On January 28, 2017, Mathstronauts, a Hamilton-based not-for-profit science and engineering hackathon. Middle school students

On January 28, 2017, Mathstronauts, a Hamilton-based not-for-profit organization hosted their second annual STEM Hacks competition. The day brings together 150 middle school students and nearly 80 McMaster students as volunteers and mentors.
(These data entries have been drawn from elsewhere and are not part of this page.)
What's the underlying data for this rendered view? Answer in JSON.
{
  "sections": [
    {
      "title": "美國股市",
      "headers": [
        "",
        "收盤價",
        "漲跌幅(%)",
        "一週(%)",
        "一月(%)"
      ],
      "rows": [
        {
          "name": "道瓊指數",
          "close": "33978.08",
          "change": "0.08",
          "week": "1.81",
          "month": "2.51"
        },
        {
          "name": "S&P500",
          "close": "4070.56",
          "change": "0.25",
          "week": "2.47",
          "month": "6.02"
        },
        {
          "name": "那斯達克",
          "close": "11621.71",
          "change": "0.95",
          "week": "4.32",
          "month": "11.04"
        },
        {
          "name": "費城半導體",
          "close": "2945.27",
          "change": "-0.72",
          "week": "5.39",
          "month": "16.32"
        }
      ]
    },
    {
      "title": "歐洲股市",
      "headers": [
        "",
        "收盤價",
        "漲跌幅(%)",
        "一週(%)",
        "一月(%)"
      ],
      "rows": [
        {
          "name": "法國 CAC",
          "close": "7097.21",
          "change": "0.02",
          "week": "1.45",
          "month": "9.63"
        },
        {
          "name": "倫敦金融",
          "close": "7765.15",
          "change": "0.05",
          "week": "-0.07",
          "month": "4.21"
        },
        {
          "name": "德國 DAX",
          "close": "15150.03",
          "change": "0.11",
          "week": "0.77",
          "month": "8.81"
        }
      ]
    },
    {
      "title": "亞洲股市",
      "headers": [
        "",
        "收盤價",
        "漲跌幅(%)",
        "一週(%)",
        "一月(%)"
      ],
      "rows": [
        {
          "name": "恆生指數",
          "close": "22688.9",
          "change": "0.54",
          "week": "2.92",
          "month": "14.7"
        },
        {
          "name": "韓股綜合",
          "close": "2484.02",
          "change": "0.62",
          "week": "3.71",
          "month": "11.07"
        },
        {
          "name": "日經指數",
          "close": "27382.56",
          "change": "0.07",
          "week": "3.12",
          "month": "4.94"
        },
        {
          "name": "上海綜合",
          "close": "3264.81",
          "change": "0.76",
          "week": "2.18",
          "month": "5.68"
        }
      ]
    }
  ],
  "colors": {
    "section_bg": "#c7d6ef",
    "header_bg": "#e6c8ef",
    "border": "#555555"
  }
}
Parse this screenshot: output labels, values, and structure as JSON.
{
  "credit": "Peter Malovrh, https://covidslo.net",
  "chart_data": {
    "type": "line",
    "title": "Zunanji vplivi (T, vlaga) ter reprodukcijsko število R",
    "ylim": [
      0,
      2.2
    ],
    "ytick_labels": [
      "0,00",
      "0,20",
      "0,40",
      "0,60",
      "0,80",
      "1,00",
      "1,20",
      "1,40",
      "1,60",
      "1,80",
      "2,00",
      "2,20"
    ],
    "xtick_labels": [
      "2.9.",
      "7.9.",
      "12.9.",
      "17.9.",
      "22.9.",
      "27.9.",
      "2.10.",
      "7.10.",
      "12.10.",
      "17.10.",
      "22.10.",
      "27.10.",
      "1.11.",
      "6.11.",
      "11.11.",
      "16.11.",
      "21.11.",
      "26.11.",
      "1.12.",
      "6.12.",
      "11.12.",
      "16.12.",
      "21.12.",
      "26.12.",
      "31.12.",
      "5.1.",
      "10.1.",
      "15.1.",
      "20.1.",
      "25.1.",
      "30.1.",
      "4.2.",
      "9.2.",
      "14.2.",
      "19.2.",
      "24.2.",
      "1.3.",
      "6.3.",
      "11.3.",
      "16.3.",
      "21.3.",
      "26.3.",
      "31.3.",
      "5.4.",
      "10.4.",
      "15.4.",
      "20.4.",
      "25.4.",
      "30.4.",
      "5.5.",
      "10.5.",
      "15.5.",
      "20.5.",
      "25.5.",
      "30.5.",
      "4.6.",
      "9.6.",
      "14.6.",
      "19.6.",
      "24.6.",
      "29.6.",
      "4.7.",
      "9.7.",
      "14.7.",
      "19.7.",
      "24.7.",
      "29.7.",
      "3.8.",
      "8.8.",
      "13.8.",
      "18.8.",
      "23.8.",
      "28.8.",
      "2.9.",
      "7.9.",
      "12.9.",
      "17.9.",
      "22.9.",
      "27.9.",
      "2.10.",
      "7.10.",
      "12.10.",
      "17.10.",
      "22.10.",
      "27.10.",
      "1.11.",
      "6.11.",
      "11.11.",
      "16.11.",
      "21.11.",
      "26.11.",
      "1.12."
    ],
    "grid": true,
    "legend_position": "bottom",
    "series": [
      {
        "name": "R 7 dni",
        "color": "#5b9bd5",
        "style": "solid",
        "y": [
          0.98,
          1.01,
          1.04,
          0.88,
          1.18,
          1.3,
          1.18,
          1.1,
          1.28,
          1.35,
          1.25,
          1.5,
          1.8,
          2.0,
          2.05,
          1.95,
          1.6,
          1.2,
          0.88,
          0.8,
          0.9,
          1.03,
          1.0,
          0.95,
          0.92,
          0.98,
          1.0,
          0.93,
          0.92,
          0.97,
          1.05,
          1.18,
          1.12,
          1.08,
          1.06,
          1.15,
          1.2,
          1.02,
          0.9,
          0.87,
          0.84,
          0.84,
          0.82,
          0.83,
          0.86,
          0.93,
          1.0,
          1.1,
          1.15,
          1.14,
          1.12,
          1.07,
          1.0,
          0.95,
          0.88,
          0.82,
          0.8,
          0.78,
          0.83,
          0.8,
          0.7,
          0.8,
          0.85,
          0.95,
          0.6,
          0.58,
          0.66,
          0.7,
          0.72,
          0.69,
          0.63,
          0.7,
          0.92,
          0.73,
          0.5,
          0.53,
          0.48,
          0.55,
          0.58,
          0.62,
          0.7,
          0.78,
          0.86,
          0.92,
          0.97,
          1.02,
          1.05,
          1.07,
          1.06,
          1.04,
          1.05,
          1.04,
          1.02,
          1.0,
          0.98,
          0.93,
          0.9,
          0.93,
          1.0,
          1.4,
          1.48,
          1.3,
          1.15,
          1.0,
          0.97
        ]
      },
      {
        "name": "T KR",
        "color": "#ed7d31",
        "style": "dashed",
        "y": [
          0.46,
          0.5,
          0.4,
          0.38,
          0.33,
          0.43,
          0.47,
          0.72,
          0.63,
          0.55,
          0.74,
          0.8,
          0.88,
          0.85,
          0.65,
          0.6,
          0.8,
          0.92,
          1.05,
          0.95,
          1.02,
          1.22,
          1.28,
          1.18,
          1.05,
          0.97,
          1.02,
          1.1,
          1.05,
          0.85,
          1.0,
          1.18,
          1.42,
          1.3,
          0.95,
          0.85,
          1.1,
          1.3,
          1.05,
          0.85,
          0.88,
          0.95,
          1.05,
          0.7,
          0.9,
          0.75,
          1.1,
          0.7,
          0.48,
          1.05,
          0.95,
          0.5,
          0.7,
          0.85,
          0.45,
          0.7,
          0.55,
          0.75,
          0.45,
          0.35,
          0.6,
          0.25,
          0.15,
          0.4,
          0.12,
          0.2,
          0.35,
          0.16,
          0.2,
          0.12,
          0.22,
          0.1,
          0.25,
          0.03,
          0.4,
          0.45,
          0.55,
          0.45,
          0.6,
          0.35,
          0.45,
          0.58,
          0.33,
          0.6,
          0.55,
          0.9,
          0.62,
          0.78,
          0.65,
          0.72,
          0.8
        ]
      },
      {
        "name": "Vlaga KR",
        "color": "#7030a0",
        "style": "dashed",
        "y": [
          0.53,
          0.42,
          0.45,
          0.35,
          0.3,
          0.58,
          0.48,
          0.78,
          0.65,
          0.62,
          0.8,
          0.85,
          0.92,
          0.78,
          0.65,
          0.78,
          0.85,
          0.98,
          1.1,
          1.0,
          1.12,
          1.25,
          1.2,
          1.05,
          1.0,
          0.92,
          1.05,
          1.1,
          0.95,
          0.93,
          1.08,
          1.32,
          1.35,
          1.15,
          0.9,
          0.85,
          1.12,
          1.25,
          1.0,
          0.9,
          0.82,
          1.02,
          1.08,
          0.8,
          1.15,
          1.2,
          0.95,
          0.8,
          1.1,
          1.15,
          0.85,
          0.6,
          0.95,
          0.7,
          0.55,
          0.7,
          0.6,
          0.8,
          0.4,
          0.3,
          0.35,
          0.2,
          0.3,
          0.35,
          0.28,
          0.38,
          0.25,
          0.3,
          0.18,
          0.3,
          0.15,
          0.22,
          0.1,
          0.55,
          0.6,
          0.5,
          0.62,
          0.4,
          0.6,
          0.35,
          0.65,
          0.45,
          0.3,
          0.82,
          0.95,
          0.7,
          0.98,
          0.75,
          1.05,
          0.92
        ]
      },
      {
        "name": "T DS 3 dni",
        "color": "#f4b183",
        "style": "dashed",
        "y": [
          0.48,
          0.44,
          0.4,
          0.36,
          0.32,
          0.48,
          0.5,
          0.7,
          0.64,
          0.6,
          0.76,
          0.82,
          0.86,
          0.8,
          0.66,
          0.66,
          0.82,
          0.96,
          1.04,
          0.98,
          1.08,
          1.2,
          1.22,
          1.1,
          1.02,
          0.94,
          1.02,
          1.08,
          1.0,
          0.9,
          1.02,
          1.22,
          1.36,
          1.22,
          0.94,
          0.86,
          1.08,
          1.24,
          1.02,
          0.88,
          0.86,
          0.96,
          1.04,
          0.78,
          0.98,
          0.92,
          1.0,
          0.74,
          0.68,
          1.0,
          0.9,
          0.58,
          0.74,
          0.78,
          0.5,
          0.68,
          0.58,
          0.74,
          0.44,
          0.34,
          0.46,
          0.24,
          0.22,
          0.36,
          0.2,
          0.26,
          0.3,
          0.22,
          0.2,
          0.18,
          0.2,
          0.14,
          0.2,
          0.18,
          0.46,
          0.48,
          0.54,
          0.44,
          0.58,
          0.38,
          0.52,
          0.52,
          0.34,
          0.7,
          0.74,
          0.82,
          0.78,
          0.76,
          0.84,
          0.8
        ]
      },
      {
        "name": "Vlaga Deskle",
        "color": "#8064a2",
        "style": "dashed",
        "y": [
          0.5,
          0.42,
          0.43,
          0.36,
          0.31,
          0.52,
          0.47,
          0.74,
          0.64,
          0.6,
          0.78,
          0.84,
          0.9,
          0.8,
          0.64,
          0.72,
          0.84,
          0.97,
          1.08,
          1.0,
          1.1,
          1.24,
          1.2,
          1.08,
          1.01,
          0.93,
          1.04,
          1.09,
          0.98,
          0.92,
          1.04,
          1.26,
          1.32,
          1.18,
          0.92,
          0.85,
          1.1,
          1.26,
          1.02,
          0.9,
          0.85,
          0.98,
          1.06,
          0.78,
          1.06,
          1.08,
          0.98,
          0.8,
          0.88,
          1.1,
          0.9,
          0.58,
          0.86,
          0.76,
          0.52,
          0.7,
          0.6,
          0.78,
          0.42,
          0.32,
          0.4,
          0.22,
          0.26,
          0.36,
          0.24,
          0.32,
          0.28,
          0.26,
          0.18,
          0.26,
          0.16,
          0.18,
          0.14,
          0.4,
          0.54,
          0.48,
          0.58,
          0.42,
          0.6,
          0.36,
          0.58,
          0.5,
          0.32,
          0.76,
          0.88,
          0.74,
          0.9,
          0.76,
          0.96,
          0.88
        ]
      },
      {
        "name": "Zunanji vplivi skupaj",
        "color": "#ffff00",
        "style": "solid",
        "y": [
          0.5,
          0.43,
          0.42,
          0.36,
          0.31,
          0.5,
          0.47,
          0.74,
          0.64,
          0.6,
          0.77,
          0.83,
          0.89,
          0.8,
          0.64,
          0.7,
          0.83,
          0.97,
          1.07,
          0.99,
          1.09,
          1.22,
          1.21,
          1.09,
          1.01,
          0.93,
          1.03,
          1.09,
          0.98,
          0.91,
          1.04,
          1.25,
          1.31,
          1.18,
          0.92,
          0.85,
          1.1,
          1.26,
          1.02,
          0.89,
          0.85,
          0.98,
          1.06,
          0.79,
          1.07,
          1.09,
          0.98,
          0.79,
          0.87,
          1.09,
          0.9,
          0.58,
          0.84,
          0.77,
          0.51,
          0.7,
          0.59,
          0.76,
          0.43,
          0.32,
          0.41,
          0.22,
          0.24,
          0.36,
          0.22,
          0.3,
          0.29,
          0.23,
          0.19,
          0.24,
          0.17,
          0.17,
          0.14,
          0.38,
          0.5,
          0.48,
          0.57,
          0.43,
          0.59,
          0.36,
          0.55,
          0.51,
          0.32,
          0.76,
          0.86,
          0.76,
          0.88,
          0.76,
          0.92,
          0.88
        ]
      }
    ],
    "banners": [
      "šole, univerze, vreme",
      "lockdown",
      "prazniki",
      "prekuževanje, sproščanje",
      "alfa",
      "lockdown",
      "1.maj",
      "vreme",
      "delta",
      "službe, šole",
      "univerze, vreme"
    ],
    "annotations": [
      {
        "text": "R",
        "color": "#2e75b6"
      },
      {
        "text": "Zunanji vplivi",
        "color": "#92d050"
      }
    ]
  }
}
Teams of students are given science, technology, engineering and mathematic (STEM) related challenges for a chance to win a prize and bragging rights. Science participants learn about the theory of flight and aerodynamics and were challenged to design an aircraft that achieved the longest distance and a linear flight path. Engineering participants learned how to do computer programming in order to build an autonomous parking lot system that was able to regulate car traffic in a model parking lot. A panel of judges graded projects and the best “hacks” were announced at a grant Closing Ceremony in which parents, families, students, and volunteers all joined to witness their work.

Throughout the day students also meet current STEM professionals and hear myths about STEM programs that often include spending long hours doing lab work, myths which often prevent them from being interested in science and technology fields.

Mathstronauts is changing this perception with middle-school students by delivering after-school programs, special events such as STEM Hacks, and workshops that make the subjects of science and engineering fun, interactive and applicable to their lives.

“As a parent, I believe that Mathstronauts is an incredible creation. It ‘ticks all the boxes’ in terms of what parents and students are both looking for,” said Deborah Eldridge, whose son participated in Mathstronauts for three consecutive years.

“At Mathstronauts we’re building a new STEM-culture, where STEM is the new ‘cool’ thing to do – where kids are driven by a curiosity about their surroundings, and are encouraged to realize that STEM exists in their everyday lives and affects most, if not all, of what they do,” says Sehrish Zehra, Executive Director of Mathstronauts.

Mathstronauts’ goal is to change the landscape of STEM education through innovative and creative experiential learning opportunities.